This is the lesson where things get exciting. You're about to meet the tool that makes vibe coding possible — Claude Code.
What is Claude Code?
Claude Code is Anthropic's terminal-native AI coding assistant. Unlike chatting with Claude in a browser window, Claude Code runs directly on your computer. It can read your project files, understand your codebase, and write real code to your file system.
Concept
Think of Claude Code as a senior developer sitting next to you — one who never gets annoyed at basic questions, works as fast as you can type, and has read the documentation for every popular framework. You describe what you want; it builds it.The key difference from browser-based AI chat:
- It sees your project — it knows what files you have, what code is written, what tools are installed
- It writes real files — not code in a chat window that you need to copy-paste, but actual files on your computer
- It runs commands — it can install packages, start servers, run tests
- It asks for permission — you always review and approve changes before they're made
Installing Claude Code
Step 1: Install via your terminal
Open your terminal and run:
npm install -g @anthropic-ai/claude-code
This installs Claude Code globally on your machine.
Step 2: Authenticate
Navigate to your project folder and run:
cd waitlist-wizard
claude
The first time you run it, Claude Code will open your browser to authenticate with your Claude Pro account. Log in and authorize the connection.
Step 3: Verify
After authentication, you should see the Claude Code prompt in your terminal.
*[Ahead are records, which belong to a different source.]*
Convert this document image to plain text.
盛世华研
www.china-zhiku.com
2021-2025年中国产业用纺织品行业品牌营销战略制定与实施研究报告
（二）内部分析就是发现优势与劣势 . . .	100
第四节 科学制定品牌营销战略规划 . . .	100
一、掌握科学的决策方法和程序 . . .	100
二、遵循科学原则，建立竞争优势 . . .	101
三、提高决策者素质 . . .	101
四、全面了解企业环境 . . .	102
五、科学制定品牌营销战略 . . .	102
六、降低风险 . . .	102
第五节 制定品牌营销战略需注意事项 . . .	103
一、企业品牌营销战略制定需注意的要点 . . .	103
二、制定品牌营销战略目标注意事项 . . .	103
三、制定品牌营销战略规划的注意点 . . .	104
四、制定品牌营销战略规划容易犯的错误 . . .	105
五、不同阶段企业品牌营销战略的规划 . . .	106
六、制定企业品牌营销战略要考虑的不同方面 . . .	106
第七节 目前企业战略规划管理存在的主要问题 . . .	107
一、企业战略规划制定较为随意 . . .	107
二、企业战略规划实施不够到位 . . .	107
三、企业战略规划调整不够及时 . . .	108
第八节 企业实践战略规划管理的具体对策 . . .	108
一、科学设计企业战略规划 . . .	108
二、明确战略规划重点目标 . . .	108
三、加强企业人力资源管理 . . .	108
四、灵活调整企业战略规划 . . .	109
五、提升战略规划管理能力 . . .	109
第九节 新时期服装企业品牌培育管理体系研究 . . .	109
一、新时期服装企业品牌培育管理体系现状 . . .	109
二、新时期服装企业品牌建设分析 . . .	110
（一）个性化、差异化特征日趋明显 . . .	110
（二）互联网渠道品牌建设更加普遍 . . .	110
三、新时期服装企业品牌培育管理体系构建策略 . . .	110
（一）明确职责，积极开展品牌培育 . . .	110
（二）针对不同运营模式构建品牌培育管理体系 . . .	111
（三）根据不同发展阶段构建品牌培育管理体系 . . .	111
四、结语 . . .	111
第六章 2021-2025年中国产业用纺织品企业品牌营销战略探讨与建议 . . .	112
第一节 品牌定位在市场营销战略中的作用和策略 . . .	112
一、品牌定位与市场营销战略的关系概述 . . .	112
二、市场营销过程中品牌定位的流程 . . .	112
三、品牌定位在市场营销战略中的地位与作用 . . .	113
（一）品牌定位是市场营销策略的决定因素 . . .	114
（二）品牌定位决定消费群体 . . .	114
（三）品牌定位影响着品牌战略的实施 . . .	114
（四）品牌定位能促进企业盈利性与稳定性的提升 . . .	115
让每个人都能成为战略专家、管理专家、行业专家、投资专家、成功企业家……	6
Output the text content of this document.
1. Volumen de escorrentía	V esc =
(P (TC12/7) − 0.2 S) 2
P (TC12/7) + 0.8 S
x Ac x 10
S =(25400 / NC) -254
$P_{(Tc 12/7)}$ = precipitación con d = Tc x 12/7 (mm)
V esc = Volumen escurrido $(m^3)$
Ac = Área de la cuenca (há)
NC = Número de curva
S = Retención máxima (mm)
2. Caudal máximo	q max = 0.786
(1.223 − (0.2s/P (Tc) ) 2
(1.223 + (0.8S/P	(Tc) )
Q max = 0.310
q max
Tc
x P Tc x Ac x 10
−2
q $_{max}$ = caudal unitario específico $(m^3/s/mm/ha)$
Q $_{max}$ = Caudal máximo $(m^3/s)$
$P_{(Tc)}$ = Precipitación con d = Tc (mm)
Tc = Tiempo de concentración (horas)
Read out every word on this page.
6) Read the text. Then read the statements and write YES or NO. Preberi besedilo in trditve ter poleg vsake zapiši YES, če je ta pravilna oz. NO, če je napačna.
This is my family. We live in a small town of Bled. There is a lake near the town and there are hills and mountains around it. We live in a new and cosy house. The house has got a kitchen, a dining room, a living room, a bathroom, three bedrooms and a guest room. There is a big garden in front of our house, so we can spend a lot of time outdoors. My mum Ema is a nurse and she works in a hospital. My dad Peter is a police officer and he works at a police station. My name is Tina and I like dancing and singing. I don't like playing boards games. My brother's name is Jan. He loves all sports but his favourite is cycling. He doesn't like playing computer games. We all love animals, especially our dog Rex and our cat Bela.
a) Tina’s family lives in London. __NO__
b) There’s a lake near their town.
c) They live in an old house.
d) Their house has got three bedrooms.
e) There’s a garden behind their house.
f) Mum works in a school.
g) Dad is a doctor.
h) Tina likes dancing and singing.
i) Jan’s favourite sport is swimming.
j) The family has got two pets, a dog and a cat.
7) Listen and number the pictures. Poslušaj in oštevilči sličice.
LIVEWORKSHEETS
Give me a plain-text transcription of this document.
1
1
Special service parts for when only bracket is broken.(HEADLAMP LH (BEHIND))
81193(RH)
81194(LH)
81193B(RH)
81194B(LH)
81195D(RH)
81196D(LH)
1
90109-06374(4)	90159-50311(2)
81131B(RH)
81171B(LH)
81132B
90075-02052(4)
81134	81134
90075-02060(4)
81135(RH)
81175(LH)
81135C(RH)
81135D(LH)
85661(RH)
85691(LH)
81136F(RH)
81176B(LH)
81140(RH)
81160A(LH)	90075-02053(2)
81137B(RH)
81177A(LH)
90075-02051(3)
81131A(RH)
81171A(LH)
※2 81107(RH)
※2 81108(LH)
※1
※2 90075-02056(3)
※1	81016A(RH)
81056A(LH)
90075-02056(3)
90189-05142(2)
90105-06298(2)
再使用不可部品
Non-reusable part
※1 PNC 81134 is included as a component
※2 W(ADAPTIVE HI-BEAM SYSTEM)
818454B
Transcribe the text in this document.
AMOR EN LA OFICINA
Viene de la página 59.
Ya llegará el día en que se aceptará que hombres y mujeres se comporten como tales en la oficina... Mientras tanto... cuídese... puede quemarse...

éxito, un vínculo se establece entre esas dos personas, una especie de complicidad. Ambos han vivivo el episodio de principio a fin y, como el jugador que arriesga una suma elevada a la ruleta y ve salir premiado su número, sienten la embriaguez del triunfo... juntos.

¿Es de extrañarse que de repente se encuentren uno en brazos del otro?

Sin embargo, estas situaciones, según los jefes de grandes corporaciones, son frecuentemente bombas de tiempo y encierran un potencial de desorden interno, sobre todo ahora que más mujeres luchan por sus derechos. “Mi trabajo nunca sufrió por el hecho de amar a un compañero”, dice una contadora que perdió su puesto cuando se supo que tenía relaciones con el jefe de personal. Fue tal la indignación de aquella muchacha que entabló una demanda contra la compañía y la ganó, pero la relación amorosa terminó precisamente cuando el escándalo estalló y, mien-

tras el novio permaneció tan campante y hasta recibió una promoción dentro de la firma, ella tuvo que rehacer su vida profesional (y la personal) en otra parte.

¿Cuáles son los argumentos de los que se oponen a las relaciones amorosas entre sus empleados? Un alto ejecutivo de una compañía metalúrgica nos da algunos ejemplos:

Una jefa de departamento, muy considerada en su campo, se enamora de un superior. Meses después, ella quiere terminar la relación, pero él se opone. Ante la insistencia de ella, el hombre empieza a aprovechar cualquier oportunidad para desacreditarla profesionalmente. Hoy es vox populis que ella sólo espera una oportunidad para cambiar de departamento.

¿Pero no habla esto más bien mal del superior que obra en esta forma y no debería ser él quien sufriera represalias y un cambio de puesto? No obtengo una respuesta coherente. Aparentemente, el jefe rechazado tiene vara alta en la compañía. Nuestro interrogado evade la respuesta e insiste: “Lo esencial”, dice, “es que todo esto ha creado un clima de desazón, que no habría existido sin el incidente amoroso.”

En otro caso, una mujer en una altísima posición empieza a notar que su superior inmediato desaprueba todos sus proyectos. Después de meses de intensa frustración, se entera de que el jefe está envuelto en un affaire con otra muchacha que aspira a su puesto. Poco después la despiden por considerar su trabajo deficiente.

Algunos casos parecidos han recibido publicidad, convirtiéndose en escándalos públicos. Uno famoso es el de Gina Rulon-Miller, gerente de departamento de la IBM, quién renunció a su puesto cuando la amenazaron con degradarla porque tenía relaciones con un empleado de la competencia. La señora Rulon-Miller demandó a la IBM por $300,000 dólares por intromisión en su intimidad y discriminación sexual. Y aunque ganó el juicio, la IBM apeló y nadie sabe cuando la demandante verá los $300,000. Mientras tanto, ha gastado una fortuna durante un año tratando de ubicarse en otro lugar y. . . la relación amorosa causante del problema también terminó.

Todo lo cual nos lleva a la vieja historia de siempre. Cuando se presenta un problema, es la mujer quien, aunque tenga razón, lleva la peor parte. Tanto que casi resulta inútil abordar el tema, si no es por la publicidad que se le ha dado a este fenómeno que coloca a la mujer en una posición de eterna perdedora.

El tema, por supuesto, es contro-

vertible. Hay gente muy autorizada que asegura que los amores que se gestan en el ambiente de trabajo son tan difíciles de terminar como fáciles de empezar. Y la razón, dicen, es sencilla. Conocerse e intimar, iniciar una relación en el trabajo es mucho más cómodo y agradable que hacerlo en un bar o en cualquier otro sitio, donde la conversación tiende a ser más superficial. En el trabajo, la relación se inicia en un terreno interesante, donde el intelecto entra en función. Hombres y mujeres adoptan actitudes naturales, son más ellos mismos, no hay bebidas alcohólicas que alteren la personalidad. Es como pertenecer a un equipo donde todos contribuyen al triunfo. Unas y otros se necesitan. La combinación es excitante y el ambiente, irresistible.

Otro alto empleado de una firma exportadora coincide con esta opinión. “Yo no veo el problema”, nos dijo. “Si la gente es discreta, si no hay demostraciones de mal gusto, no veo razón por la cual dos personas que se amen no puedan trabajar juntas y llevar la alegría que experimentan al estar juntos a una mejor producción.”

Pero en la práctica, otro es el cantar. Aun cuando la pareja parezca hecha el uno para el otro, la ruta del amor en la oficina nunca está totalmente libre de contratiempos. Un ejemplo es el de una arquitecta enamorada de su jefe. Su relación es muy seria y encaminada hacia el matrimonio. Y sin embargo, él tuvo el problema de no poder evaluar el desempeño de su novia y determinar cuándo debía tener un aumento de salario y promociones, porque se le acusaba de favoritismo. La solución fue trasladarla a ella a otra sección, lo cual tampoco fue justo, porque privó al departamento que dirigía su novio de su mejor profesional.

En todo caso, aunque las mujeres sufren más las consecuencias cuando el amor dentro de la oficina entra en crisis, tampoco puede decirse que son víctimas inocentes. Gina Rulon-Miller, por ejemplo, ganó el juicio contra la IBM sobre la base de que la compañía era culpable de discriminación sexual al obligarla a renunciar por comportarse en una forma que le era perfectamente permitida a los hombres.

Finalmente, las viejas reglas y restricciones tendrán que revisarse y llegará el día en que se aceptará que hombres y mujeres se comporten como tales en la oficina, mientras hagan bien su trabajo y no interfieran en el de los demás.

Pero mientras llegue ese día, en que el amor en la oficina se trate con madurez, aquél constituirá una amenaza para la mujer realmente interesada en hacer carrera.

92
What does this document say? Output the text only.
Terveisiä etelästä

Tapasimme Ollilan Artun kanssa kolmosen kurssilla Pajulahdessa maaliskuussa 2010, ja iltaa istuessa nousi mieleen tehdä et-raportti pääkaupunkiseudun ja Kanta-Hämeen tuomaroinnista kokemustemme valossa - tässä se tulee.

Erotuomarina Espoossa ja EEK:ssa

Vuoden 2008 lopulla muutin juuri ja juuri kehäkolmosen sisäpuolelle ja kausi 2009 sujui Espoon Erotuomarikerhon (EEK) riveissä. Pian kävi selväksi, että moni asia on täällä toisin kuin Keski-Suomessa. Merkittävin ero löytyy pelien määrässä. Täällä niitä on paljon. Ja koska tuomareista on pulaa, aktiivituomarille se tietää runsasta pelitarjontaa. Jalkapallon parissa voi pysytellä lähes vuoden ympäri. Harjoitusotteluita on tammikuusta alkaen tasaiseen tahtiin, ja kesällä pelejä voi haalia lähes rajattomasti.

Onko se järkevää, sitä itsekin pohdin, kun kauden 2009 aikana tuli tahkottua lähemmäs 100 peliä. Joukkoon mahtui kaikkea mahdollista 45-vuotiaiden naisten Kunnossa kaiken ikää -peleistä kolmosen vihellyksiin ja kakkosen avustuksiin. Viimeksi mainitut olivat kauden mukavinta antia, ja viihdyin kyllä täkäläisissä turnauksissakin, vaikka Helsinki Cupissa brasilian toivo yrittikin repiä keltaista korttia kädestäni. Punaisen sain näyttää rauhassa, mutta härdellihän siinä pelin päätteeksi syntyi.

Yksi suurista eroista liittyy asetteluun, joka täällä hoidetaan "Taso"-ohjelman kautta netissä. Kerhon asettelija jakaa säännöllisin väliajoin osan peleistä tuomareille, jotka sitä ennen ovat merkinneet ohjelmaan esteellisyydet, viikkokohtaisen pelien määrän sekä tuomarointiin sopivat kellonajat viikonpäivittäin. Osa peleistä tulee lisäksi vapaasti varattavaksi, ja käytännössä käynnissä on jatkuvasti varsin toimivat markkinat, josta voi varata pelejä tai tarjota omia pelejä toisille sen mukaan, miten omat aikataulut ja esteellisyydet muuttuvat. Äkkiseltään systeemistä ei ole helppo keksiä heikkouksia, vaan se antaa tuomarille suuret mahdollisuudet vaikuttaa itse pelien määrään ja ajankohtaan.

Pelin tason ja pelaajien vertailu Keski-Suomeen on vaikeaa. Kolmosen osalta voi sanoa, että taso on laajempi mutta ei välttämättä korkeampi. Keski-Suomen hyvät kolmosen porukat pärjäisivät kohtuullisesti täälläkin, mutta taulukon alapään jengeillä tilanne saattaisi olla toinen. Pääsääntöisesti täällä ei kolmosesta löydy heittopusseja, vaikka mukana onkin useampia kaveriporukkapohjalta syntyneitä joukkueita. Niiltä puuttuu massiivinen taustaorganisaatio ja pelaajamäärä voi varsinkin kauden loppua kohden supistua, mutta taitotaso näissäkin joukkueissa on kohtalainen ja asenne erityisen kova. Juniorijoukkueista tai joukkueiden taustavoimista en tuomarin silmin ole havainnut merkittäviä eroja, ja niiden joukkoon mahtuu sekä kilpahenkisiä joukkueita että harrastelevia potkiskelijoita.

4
Type a message to test it:
What's in this folder?
Claude should respond by listing the files in your waitlist-wizard directory (just the README.md from last lesson).
Try It
Runclaude in your terminal, then type: "Create a file called index.html with a simple hello world page". Watch Claude create the file, then open it in VS Code — it's really there!
Understanding the Permission System
Claude Code operates on a review and approve workflow. When it wants to create or modify a file, it will:
- Show you exactly what it plans to do
- Wait for your approval before making changes
- Only proceed when you say yes
This means you are always in control. Claude won't change your files without your explicit permission.
For simple tasks where you trust what's happening, you can choose "Accept all" mode — but as a beginner, it's good practice to review each change so you learn what's being built.
The CLAUDE.md File
Every project can have a CLAUDE.md file — a kind of "project memory" that tells Claude about your preferences, your tech stack, and how you want it to work.
Try It
In your Claude Code session, type: /initThis creates a CLAUDE.md file. Then edit it (in VS Code or via Claude) to include:
This is a beginner project. Explain changes simply. Use Next.js with TypeScript and Tailwind CSS.
Claude will read this file at the start of every conversation, so it always knows the context of your project.
Plan Mode: Think Before You Build
One of Claude Code's most powerful features is Plan Mode. Instead of jumping straight into code, Plan Mode asks Claude to analyze the problem and outline steps first.
When to use Plan Mode:
- Complex features that touch multiple files
- Anything you're unsure about
- When you want to understand the approach before committing to it
When to skip it:
- Simple one-file changes
- Quick fixes and small tweaks
To enter Plan Mode, type /plan followed by your request:
/plan Add an email signup form to the landing page that validates the email and shows a success message
Claude will respond with a step-by-step plan. You can discuss, modify, or approve the plan before any code is written.
Essential Commands Cheat Sheet
| Command | What it does |
|---|---|
/help |
See all available commands |
/clear |
Start a fresh conversation |
/compact |
Summarize the conversation to save context |
/plan |
Enter plan mode — think before building |
/model |
Switch between Sonnet (fast) and Opus (thorough) |
Pro Tip
Use Sonnet for quick tasks like fixing a typo or adding a simple element. Use Opus for complex features, debugging tricky issues, or when Sonnet's output isn't quite right. Sonnet is faster and cheaper; Opus is smarter and more thorough.Your First Real Interaction
Let's do something real. In your Claude Code session, try this prompt:
Delete the index.html file and replace it with a proper Next.js project.
We'll set that up in the next lesson, so for now, just clean up.
Claude will remove the test file and leave your project ready for the next step.
Honest Note
Claude Code is your co-pilot, not your autopilot. The better you communicate what you want, the better the results. Vague prompts get vague code. Specific, descriptive prompts get exactly what you need. We'll practice this skill throughout the course.Key Takeaway
Claude Code is installed, authenticated, and ready to go. You've had your first conversation, created your first file, and learned the essential commands. From here on, Claude is your partner in building Waitlist Wizard.